2. A compound of formula (I), formula (II), or a pharmaceutically acceptable salt thereof, wherein the compound of formula (I), formula (II) has the structure:

3. a process for the simultaneous preparation of a compound of formula (I) and a compound of formula (II) as defined in claim 2, characterized in that it comprises the following steps: firstly, carrying out strain culture on marine fungus Phoma sp as defined in claim 1 in a strain culture medium, then carrying out fermentation culture on the marine fungus in a fermentation culture medium to obtain a fermentation product, leaching the fermentation product for 2-6 times by using ethyl acetate, merging ethyl acetate leaching liquor, carrying out reduced pressure concentration to obtain a crude extract, and carrying out chromatographic separation to respectively obtain compounds of formula (I) and formula (II); wherein the strain culture medium contains glucose, yeast extract, peptone, agar, crude sea salt and water; the fermentation culture medium contains rice, crude sea salt and water; the chromatographic separation is sequentially carried out by normal phase silica gel column chromatographic separation, gel column chromatographic separation and high performance liquid chromatographic separation.

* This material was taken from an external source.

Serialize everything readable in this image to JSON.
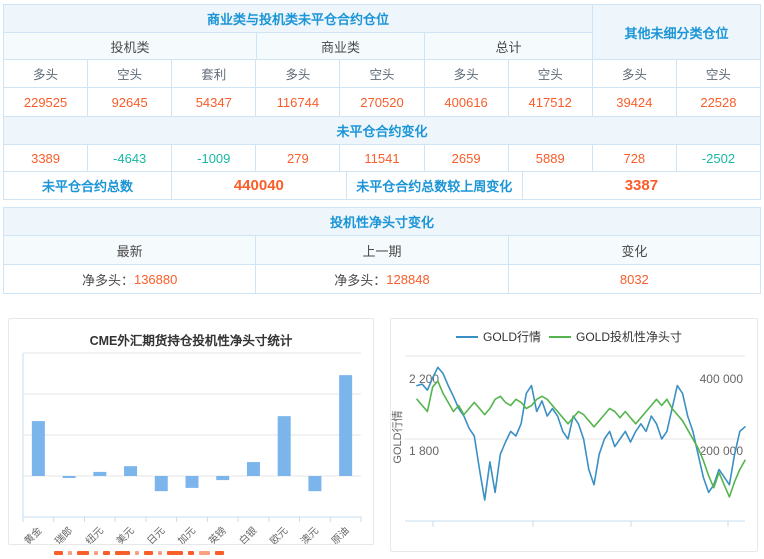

4. An antibacterial agent characterized by comprising a compound of formula (I) or formula (II) according to claim 2 or a pharmaceutically acceptable salt thereof as an active ingredient.

5. Preparation of anti-staphylococcus albus from marine fungus Phoma sp as claimed in claim 1Staphylococcus albus) Staphylococcus aureus (1)S.aureus) Vibrio parahaemolyticus: (Vibrio parahaemolyticus) Or Escherichia coli (Escherichia coli) The use of (1) in medicine.

6. Use of the marine fungus Phoma sp. as claimed in claim 1 for the preparation of compounds of formula (I), formula (II) as claimed in claim 2.